El año pasado conocí a un chico que, sin saberlo, me enseñó el verdadero valor de los porcentajes. Él había superado recientemente una enfermedad grave. Una de esas que marcan un antes y un después, que hacen que dejes de fumar, reinicies tu vida o empieces a ir a misa. Por entonces esperaba los resultados de 'x' prueba y estaba pendiente de una revisión 'y'. Él me gustaba, me importaba, y yo buscaba respuestas en las páginas de mi libro de hematología, pero sólo encontraba porcentajes. Porcentajes de complicaciones, porcentajes de recaída, porcentajes de superviviencia....Pero, ¿él iba a estar bien? Ninguno de aquellos estúpidos guarismos podía responderme la única pregunta cuya respuesta necesitaba conocer.
Nunca supe el resultado de la prueba 'x', ni lo que se habló en la revisión 'y', pues lo que fuera que había entre nosotros cayó en saco roto, al igual que mi confianza en la estadística. Los números pierden valor al otro lado de la mesa. Son sólo carcasas vacías, flotantes, carentes de significado, pero con el particular don de aligerar los bolsillos de las batas blancas.
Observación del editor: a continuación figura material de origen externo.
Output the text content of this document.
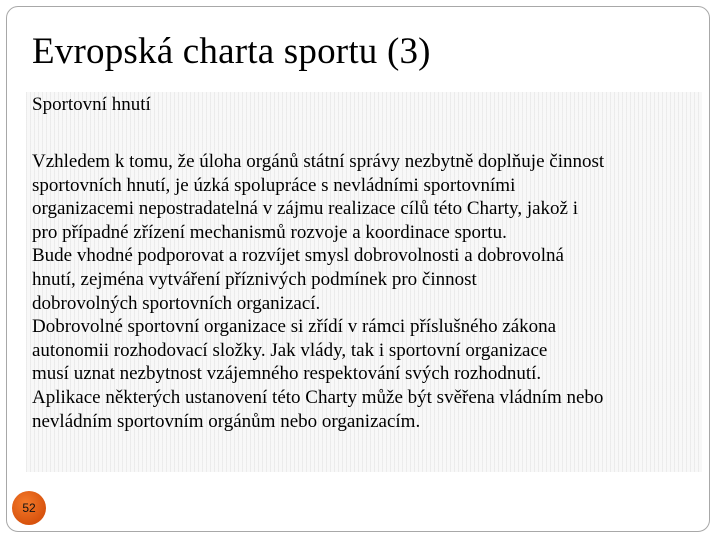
Evropská charta sportu (3)
Sportovní hnutí

Vzhledem k tomu, že úloha orgánů státní správy nezbytně doplňuje činnost
sportovních hnutí, je úzká spolupráce s nevládními sportovními
organizacemi nepostradatelná v zájmu realizace cílů této Charty, jakož i
pro případné zřízení mechanismů rozvoje a koordinace sportu.

Bude vhodné podporovat a rozvíjet smysl dobrovolnosti a dobrovolná
hnutí, zejména vytváření příznivých podmínek pro činnost
dobrovolných sportovních organizací.

Dobrovolné sportovní organizace si zřídí v rámci příslušného zákona
autonomii rozhodovací složky. Jak vlády, tak i sportovní organizace
musí uznat nezbytnost vzájemného respektování svých rozhodnutí.

Aplikace některých ustanovení této Charty může být svěřena vládním nebo
nevládním sportovním orgánům nebo organizacím.

52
Cuando te diriges a un individuo concreto, tan único como el número de su carnet de identidad, su huella dactilar o su particular combinación de genes, ¿qué importan los otros noventa y nueve si él es el uno por ciento maldito? ¿Cómo le dices a su familia que les tocó la lotería que nunca quisieron jugar? No hay números que alivien la presión de una desgracia, ni cifras que abriguen del frío de la enfermedad.
Si alguna vez me ves entrar en tu consulta, a mí ya no me hables de porcentajes, sólo dime qué puede salir mal.